GRT drops 4.12% amid sustained weakness below key moving averages and bearish technical momentum – weekly outlook
The Graph (GRT) is currently trading at $0.02564, marking a weekly decline as it remains below all major weekly moving averages — MA-20 ($0.02732), MA-50 ($0.03365), and MA-200 ($0.05963). This places GRT firmly in a short-, medium-, and long-term downtrend with negative momentum confirmed over the last week.
Highlights
- GRT is trading at $0.02564, remaining below the MA-20, MA-50, and MA-200, confirming short-, medium-, and long-term bearish trends.
- Momentum indicators—including MACD ('Strong Sell'), ADX, and negative Bull/Bear Power—signal robust, persistent selling pressure, with RSI (37.86) and CCI (-100) showing oversold conditions.
- The expected five-day trading range is $0.02300–$0.02750, with the Ichimoku Kijun resistance at $0.02983 and a baseline scenario of sideways or further downside movement.
Bearish momentum intensifies with no weekly support evident
On the weekly timeframe, GRT continues to trade under significant pressure, confirmed by its persistent weakness below the MA-20, MA-50, and MA-200. The nearest dynamic resistance is at the Ichimoku Kijun of $0.02983, while no substantial support levels are evident above the current market price. Weekly momentum readings remain bearish, with the RSI at 37.86 signaling ongoing weakness and approaching oversold territory, and the CCI at -100 further indicating potential oversold conditions. Weekly Stochastic RSI trends are also pointing to oversold, while the broader momentum indicators (MACD, ADX, Bull/Bear Power) reinforce a predominantly bearish outlook.
Range-bound outlook as bearish momentum caps recovery prospects
For the upcoming 5–7 trading days, GRT is expected to remain range-bound between $0.02300 and $0.02750 as bearish momentum persists on the weekly chart. Forecast models and weekly indicators present a very low probability — less than 20% — for a meaningful price recovery, with the baseline scenario being continued sideways movement within the current range. Should upward momentum unexpectedly return, a breakout above the weekly resistance at $0.02983 would be required to shift the outlook. Conversely, a further increase in selling pressure may push GRT below $0.02300, making a continuation of the downtrend the most probable near-term outcome.

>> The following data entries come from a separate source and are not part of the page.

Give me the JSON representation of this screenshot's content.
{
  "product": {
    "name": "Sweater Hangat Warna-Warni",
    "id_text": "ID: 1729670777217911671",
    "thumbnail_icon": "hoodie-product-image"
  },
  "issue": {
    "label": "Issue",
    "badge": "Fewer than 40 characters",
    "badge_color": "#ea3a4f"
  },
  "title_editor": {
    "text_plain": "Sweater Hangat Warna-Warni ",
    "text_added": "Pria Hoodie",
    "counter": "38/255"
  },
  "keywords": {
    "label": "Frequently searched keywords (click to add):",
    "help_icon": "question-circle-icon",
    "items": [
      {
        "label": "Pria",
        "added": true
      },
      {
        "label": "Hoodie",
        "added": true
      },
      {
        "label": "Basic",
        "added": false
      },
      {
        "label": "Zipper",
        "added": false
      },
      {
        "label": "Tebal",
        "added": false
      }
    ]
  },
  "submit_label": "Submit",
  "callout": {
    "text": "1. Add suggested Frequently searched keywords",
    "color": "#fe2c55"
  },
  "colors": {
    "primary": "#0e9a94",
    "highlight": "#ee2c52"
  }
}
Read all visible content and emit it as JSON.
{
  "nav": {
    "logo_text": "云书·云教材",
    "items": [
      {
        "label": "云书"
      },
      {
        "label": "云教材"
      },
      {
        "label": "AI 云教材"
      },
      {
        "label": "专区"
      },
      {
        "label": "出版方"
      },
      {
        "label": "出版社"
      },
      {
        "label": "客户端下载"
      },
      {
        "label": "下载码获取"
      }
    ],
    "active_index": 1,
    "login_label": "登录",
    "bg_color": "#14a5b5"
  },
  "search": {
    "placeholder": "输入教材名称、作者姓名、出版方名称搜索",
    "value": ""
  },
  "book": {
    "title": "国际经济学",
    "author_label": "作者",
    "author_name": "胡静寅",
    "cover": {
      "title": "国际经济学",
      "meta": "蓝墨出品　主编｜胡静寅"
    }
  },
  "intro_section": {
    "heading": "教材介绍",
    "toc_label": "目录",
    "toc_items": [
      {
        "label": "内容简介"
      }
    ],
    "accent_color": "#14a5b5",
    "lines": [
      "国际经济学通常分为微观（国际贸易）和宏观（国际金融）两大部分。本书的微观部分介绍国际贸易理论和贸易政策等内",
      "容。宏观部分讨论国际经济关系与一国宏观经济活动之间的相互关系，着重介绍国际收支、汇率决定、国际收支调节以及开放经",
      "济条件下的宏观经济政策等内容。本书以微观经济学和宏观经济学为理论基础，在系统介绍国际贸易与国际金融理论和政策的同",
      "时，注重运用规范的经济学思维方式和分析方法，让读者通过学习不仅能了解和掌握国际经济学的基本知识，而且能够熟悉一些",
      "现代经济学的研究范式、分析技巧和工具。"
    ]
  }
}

Last time, analysts noted that The Graph is trading below its major moving averages, with strong seller pressure confirmed by bearish momentum indicators such as MACD and ADX, and resistance established at the Ichimoku Kijun line. Despite mixed intraday signals and a near-oversold RSI, the asset is expected to consolidate within a lower trading range, as technicals across key timeframes highlight persistent weakness and limited upside probability.